De rechtbank heeft vervolgens het voornemen geuit prejudiciële vragen aan de Hoge Raad te stellen.
3.2.3.
Bij tussenvonnis van 17 januari 2018 (ECLI:NL:RBAMS:2018:2040) heeft de rechtbank vervolgens aan de Hoge Raad een aantal rechtsvragen gesteld over de bepaling van het toepasselijk recht aan de hand van art. 4 lid 1 WCOD op een verbintenis wegens ongeoorloofde mededinging ingeval van een grensoverschrijdende inbreuk op de mededingingsregels.
3.2.4.
Bij prejudiciële beslissing van 16 maart 2018 heeft de Hoge Raad afgezien van beantwoording van de prejudiciële vragen (ECLI:NL:HR:2018:345
).

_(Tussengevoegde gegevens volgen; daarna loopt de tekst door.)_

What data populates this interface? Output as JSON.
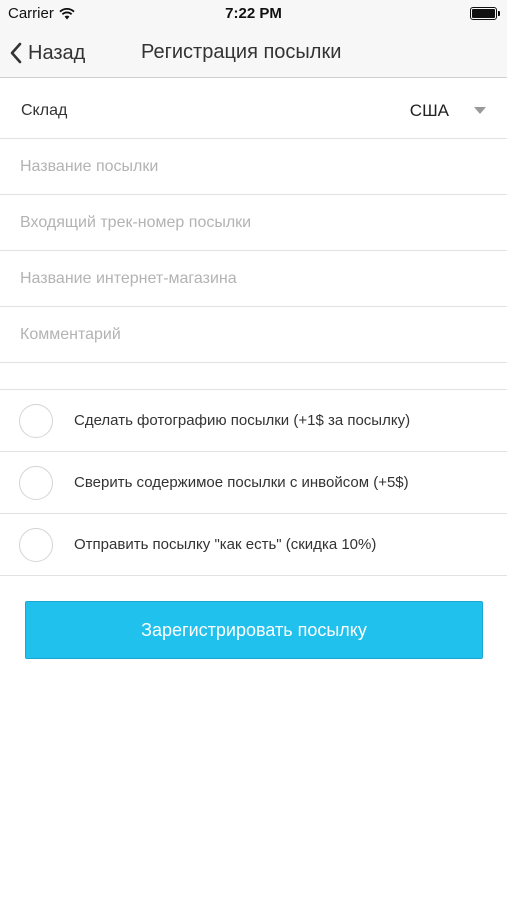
{
  "status_bar": {
    "carrier": "Carrier",
    "time": "7:22 PM",
    "battery_level": 1.0
  },
  "nav": {
    "back_label": "Назад",
    "title": "Регистрация посылки"
  },
  "form": {
    "warehouse": {
      "label": "Склад",
      "value": "США"
    },
    "fields": [
      {
        "placeholder": "Название посылки",
        "value": ""
      },
      {
        "placeholder": "Входящий трек-номер посылки",
        "value": ""
      },
      {
        "placeholder": "Название интернет-магазина",
        "value": ""
      },
      {
        "placeholder": "Комментарий",
        "value": ""
      }
    ],
    "options": [
      {
        "label": "Сделать фотографию посылки (+1$ за посылку)",
        "checked": false
      },
      {
        "label": "Сверить содержимое посылки с инвойсом (+5$)",
        "checked": false
      },
      {
        "label": "Отправить посылку \"как есть\" (скидка 10%)",
        "checked": false
      }
    ]
  },
  "submit_label": "Зарегистрировать посылку",
  "colors": {
    "accent": "#21c1ee",
    "nav_background": "#f7f7f7",
    "placeholder": "#b3b3b3"
  },
  "icons": {
    "back": "chevron-left-icon",
    "wifi": "wifi-icon",
    "battery": "battery-icon",
    "dropdown": "caret-down-icon"
  }
}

Gelet hierop zijn partijen op de pleidooizitting van 27 november 2019 in de gelegenheid gesteld om hun standpunten ten aanzien van het toepasselijk recht (nader) toe te lichten, mede in het licht van de door de rechtbank in het tussenvonnis van 2 augustus 2017 geformuleerde mogelijke aanknopingspunten voor het bepalen van het toepasselijk recht op de schadevergoedingsvorderingen van de
shippers.
3.2.5.
Bij vonnis van 1 mei 2019 heeft de rechtbank volhard bij hetgeen zij in het tussenvonnis van 2 augustus 2017 heeft overwogen. De ongeoorloofde mededingingsafspraken hebben de concurrentieverhoudingen in zeer veel staten beïnvloed, waaronder in Nederland, zodat art. 4 WCOD geen uniforme oplossing biedt en bij gebreke van een regel van voorrang een praktische oplossing moet worden gezocht zoals de wetgever voor ogen heeft gestaan. De rechtbank neemt verder in aanmerking dat ook bij de keuze van de wetgever voor de conflictenrechtelijke hoofdregel van art. 3 WCOD het belang van de compensatoire functie van de verbintenis uit onrechtmatige daad, het belang van de schadeafwikkeling, zwaar heeft gewogen. Het doeltreffendheidsbeginsel, de expliciete rechtskeuze van SCC voor Nederlands recht, alsmede de goede procesorde rechtvaardigen genoegzaam dat Nederlands recht van toepassing is op de aan SCC gecedeerde schadevorderingen van de
shippers.Aldus heeft de rechtbank voor recht verklaard dat Nederlands recht van toepassing is op de aan SCC gecedeerde schadevergoedingsvorderingen van de
shippers(ECLI:NL:RBAMS:2019:3392). De rechtbank heeft tussentijds hoger beroep opengesteld.
3.3.
De Equilib-procedure
3.3.1.
Equilib vordert, voor zover mogelijk uitvoerbaar bij voorraad, kort weergegeven:
(i) een verklaring voor recht dat de luchtvaartmaatschappijen door deelname aan het kartel naar het van toepassing zijnde recht aansprakelijk zijn uit hoofde van toerekenbaar onrechtmatig handelen jegens de 670
shippersvermeld in productie 3 bij de akte van 9 november 2016, en hoofdelijk aansprakelijk zijn voor de schade die deze
shippersdoor dat onrechtmatig handelen hebben geleden;
(ii) hoofdelijke veroordeling van de luchtvaartmaatschappijen tot betaling aan Equilib van die schade, nader op te maken bij staat.
3.3.2.
De rechtbank heeft op 19 januari 2018 beslist om het debat over het toepasselijk recht aan te houden tot nadat de Hoge Raad de in de SCC-procedures gestelde prejudiciële vragen had beantwoord.
3.3.3.
Bij vonnis van 1 mei 2019 heeft de rechtbank voor recht verklaard dat Nederlands recht van toepassing is op de aan Equilib gecedeerde schadevergoedingsvorderingen van de
shippers(ECLI:NL:RBAMS:2019:3393). De rechtbank heeft tussentijds hoger beroep opengesteld. De motivering van haar oordeel komt nagenoeg overeen met hetgeen de rechtbank in haar vonnissen van 2 augustus 2017 en 1 mei 2019 in de SCC-procedures heeft overwogen, zoals dat hiervoor is samengevat.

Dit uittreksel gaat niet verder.